Late this afternoon a series of pyroclastic flows have been travelling down the Tar River Valley towards the sea. These came about from rockfalls off the new dome (dome # 3) which started early this morning. These flows are extremely large and put the Long Ground area at high levels of risk once again.
Other seismic activity was low today (Thursday) with no volcano-tectonic earthquakes being recorded. However there was one period of continuous low amplitude signal for about 15 minutes this morning probably caused by a small pyroclastic flow.
Visibility today was excellent and allowed helicopter inspections of the domes and the Galways Wall. The wall continues to deform but at a much slower pace. Scientists think that Tar River and Long Ground are at serious risk because they feel that the pyroclastic flows in this area will continue. They also feel that Galways Wall could fail at any time as it appears very unstable.

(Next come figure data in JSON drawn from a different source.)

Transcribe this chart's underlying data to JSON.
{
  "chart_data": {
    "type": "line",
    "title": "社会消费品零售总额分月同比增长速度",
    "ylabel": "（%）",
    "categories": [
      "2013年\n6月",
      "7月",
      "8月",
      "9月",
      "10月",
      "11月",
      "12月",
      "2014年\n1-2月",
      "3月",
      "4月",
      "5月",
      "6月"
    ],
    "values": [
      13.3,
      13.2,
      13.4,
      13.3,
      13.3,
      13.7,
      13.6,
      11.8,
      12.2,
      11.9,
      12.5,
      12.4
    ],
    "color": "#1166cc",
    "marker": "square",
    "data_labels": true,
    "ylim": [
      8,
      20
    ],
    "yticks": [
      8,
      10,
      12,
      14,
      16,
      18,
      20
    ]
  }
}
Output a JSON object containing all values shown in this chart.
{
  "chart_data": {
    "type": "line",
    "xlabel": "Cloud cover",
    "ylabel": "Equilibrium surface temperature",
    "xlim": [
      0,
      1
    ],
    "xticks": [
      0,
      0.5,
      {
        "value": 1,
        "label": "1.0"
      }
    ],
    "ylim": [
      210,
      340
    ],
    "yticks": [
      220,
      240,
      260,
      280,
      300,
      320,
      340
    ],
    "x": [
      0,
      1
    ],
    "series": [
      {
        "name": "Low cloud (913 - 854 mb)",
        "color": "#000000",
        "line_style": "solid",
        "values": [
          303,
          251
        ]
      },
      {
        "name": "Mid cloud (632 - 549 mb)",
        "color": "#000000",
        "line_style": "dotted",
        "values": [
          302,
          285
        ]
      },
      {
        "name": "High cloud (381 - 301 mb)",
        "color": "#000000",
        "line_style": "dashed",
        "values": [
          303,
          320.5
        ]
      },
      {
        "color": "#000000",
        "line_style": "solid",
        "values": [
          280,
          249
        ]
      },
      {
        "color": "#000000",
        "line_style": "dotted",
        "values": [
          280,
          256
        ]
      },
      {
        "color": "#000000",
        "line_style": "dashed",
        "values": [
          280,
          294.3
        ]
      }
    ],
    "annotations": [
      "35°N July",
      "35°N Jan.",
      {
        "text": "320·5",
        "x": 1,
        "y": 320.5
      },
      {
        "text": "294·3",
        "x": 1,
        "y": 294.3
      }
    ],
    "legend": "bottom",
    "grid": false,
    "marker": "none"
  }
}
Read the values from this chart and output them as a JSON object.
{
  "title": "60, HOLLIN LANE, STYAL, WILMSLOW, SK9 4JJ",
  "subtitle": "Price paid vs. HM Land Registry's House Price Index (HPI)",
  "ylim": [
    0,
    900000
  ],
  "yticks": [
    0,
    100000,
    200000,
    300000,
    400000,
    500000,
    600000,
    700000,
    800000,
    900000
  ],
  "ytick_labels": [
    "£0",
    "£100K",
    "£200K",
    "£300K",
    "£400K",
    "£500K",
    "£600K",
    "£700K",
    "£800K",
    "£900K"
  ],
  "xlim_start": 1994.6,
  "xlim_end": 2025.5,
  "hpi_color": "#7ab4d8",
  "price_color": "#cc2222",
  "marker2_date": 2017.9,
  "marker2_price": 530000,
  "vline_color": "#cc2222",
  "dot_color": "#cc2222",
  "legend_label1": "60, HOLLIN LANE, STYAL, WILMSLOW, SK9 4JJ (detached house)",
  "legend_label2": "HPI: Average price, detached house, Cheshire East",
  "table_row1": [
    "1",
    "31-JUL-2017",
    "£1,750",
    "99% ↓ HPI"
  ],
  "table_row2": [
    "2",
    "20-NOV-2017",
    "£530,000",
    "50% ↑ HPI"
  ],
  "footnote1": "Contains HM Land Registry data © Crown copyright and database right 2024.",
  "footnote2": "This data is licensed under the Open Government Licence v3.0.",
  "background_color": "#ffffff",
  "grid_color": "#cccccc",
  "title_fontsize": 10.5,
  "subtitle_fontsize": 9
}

A dome survey was carried out today on the new dome (dome # 3) and preliminary results show that this dome has a volume of about 800,000 cubic metres and this in just 8 days.
For Montserrat subscribers Local Access Channel 5 will show a video on Galways Wall at 5 pm on Friday Dec. 20th.
Dr Young has returned to the island and resumes as head scientist on Saturday.
The alert stage remains at ORANGE which means there should be no one living in Zones A,B,C, and D.